Tills have been ringing busily in malls and stores around New Zealand as people stock up for tomorrow's feasting and festivities.
But how much have we actually spent? Paymark collates all the figures on Christmas spending and its spokesman, Darren Hopper, said Saturday was the biggest day for transactions, with an average of 182 transactions a second.
In one particularly busy minute on Saturday afternoon an incredible 10,500 transactions were handled.
Mr Hopper said retailers are likely to be pleased but unexcited with this year's Christmas spending, as the running total for December's first 23 days was only up 1 percent compared with last year.
"The impact of Black Friday is now clear with a peak in November followed by a flat period for the start of December and a strong pick-up towards the end of the Christmas period."
The biggest day spending-wise was 20 December when $296 million crossed the country's counters, a figure slightly less than last year's peak of $299m on 22 December.
However, Mr Hopper said overall spending for this month is on track to hit $5 billion once Christmas Eve shopping is tallied up.
"Christmas Eve is often the busiest spending day of the year, however when [it] falls on a Monday, as it has this year, the shopping tends to get spread over the previous days as well."
He said there have been differences in certain types of spending this year, compared with last.
"Spending last week amongst jewellery and watch merchants was down slightly (.02 percent) on last year, while boaties should not expect too much for Christmas as marine merchant annual spending growth was also a meagre 0.2 percent."

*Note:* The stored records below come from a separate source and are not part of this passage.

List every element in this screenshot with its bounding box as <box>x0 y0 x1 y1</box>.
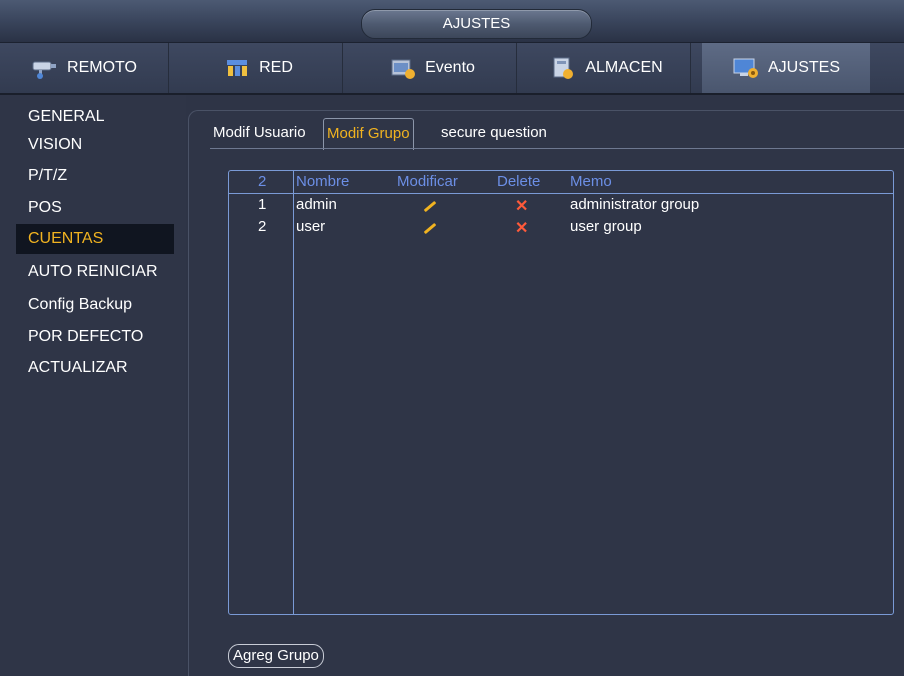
tab-almacen[interactable]: ALMACEN <box>522 43 691 93</box>
tab-secure-question[interactable]: secure question <box>438 118 550 148</box>
subtab-divider <box>210 148 904 149</box>
table-row[interactable]: 2 user ✕ user group <box>229 217 893 239</box>
settings-icon <box>732 56 760 80</box>
window-title: AJUSTES <box>361 9 592 39</box>
header-modify: Modificar <box>397 173 458 190</box>
sidebar-item-actualizar[interactable]: ACTUALIZAR <box>16 353 174 383</box>
row-index: 1 <box>258 196 267 213</box>
tab-remoto-label: REMOTO <box>67 59 137 76</box>
tab-almacen-label: ALMACEN <box>585 59 663 76</box>
row-name: user <box>296 218 326 235</box>
top-nav: REMOTO RED Evento ALMACEN AJUSTES <box>0 43 904 95</box>
sidebar-item-auto-reiniciar[interactable]: AUTO REINICIAR <box>16 257 174 287</box>
sidebar-item-vision[interactable]: VISION <box>16 130 174 160</box>
pencil-icon[interactable] <box>423 222 437 235</box>
tab-ajustes-label: AJUSTES <box>767 59 840 76</box>
title-bar: AJUSTES <box>0 0 904 43</box>
sidebar-item-por-defecto[interactable]: POR DEFECTO <box>16 322 174 352</box>
delete-x-icon[interactable]: ✕ <box>515 199 528 215</box>
pencil-icon[interactable] <box>423 200 437 213</box>
tab-red[interactable]: RED <box>174 43 343 93</box>
header-delete: Delete <box>497 173 541 190</box>
tab-modif-grupo[interactable]: Modif Grupo <box>323 118 414 150</box>
sidebar-item-config-backup[interactable]: Config Backup <box>16 290 174 320</box>
tab-evento[interactable]: Evento <box>348 43 517 93</box>
tab-remoto[interactable]: REMOTO <box>0 43 169 93</box>
sidebar-item-general[interactable]: GENERAL <box>16 102 174 132</box>
row-memo: user group <box>570 218 642 235</box>
table-row[interactable]: 1 admin ✕ administrator group <box>229 195 893 217</box>
table-header: 2 Nombre Modificar Delete Memo <box>229 171 893 194</box>
header-name: Nombre <box>296 173 350 190</box>
storage-icon <box>549 56 577 80</box>
tab-modif-usuario[interactable]: Modif Usuario <box>210 118 309 148</box>
tab-red-label: RED <box>259 59 293 76</box>
group-table: 2 Nombre Modificar Delete Memo 1 admin ✕… <box>228 170 894 615</box>
sidebar-item-cuentas[interactable]: CUENTAS <box>16 224 174 254</box>
sidebar-item-ptz[interactable]: P/T/Z <box>16 161 174 191</box>
header-memo: Memo <box>570 173 612 190</box>
sidebar-item-pos[interactable]: POS <box>16 193 174 223</box>
row-index: 2 <box>258 218 267 235</box>
event-icon <box>389 56 417 80</box>
network-icon <box>223 56 251 80</box>
camera-icon <box>31 56 59 80</box>
tab-evento-label: Evento <box>425 59 475 76</box>
delete-x-icon[interactable]: ✕ <box>515 221 528 237</box>
tab-ajustes[interactable]: AJUSTES <box>702 43 870 93</box>
header-count: 2 <box>258 173 267 190</box>
row-memo: administrator group <box>570 196 700 213</box>
sidebar: GENERAL VISION P/T/Z POS CUENTAS AUTO RE… <box>0 95 186 675</box>
row-name: admin <box>296 196 337 213</box>
add-group-button[interactable]: Agreg Grupo <box>228 644 324 668</box>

He said food and liquor spending took greater prominence last weekend, with spending on those items up 32 percent on the previous weekend as households stocked up for Christmas.

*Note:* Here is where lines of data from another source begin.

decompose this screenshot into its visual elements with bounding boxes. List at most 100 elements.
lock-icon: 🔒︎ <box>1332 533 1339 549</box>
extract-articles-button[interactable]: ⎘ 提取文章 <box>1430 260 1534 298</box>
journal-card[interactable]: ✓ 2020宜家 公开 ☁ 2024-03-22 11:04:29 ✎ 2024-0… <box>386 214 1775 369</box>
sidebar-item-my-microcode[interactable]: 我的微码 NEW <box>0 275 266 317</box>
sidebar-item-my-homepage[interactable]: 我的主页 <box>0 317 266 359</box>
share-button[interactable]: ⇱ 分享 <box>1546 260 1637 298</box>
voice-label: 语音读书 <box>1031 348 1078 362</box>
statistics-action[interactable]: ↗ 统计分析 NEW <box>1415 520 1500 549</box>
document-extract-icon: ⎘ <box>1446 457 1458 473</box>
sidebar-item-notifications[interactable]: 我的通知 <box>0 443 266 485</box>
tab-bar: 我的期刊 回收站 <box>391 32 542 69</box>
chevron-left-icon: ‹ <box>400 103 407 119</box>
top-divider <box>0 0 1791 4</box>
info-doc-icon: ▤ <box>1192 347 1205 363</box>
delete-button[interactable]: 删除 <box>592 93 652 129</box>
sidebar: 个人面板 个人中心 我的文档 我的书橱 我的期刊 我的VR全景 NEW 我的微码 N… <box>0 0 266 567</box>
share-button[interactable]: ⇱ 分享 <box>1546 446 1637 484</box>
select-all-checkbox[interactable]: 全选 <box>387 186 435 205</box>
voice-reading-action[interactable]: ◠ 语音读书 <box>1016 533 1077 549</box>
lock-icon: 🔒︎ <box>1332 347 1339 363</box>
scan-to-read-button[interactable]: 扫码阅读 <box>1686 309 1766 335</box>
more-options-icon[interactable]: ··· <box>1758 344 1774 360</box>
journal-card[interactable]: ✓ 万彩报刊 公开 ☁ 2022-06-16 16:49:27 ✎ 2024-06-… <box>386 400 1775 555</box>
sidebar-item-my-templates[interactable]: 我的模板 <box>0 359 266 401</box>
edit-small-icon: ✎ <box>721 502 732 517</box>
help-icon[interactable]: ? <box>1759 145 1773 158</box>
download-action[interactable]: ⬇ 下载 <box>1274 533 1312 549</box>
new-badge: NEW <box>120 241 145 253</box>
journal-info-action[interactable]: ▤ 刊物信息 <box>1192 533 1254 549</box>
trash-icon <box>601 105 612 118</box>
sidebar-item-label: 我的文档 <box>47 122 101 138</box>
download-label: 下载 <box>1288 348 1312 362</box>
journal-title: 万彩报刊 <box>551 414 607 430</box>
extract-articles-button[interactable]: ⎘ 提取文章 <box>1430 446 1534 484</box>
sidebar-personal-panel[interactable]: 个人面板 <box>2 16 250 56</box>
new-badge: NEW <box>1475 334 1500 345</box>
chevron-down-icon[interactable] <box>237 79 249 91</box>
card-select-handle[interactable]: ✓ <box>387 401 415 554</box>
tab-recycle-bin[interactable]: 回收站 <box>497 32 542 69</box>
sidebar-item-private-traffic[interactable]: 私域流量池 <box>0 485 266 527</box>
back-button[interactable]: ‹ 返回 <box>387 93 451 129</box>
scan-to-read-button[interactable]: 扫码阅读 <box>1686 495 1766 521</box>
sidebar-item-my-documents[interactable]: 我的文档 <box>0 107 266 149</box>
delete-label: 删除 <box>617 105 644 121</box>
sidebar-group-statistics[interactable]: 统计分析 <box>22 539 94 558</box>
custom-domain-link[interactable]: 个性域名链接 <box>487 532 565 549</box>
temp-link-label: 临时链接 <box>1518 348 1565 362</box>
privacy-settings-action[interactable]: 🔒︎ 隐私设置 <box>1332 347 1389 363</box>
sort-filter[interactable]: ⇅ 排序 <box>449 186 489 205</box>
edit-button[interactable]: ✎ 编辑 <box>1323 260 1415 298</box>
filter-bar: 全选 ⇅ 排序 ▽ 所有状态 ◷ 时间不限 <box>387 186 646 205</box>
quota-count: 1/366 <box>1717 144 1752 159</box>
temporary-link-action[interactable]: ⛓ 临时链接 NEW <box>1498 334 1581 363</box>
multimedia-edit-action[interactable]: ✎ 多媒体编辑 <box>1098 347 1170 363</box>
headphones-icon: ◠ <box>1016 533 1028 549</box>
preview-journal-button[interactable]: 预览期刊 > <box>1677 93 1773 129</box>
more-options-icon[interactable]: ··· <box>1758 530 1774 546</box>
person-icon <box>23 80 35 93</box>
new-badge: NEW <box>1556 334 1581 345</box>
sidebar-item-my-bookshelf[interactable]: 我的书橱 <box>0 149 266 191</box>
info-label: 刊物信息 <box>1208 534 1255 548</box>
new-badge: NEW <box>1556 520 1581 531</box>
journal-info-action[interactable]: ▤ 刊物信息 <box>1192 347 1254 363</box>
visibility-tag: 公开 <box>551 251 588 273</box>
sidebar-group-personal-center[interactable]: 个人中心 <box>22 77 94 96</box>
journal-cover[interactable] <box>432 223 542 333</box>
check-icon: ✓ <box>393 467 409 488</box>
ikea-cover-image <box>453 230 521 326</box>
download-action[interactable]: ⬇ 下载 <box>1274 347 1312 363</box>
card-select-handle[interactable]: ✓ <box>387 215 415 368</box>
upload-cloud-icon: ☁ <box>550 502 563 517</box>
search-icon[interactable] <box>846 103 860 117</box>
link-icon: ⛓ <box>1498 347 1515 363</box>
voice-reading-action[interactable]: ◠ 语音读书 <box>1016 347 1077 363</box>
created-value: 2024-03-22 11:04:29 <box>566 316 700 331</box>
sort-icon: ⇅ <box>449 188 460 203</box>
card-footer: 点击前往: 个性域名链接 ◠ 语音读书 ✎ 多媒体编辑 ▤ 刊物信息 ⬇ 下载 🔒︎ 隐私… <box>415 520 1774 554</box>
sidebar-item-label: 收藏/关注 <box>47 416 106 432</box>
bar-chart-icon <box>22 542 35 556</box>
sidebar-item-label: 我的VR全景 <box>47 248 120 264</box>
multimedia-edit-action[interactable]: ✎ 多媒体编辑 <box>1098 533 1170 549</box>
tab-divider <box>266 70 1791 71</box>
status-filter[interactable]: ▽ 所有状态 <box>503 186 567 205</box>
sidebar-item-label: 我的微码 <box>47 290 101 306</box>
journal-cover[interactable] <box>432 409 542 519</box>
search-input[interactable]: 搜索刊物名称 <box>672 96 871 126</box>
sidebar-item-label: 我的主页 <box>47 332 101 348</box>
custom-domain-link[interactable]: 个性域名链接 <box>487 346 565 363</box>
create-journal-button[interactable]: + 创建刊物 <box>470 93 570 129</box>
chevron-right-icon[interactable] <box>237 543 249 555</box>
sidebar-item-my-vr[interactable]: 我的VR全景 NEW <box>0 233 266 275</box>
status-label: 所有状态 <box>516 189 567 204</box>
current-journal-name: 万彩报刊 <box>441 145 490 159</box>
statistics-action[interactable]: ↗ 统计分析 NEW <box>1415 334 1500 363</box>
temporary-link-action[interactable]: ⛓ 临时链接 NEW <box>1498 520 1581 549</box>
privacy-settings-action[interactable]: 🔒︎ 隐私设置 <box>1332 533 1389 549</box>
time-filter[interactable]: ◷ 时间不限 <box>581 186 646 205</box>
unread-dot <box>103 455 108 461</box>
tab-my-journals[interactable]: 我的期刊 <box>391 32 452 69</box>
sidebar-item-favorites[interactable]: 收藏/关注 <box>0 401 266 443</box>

The total spent on those items was $130.5m, before Christmas Eve spending is factored in.
Palmerston North experienced the biggest percentage increase in spending compared with last year, rising 8.6 percent.
On the other hand Gisborne, South Canterbury, the West Coast and Wairarapa all saw a decrease in spending compared with the festive period of 2017.
Mr Hopper said those falls could be because sometimes people in the regions are more organised with their Christmas shopping. Unlike in the big cities, it is not so easy to pop down the road and pick up some last-minute items, he said.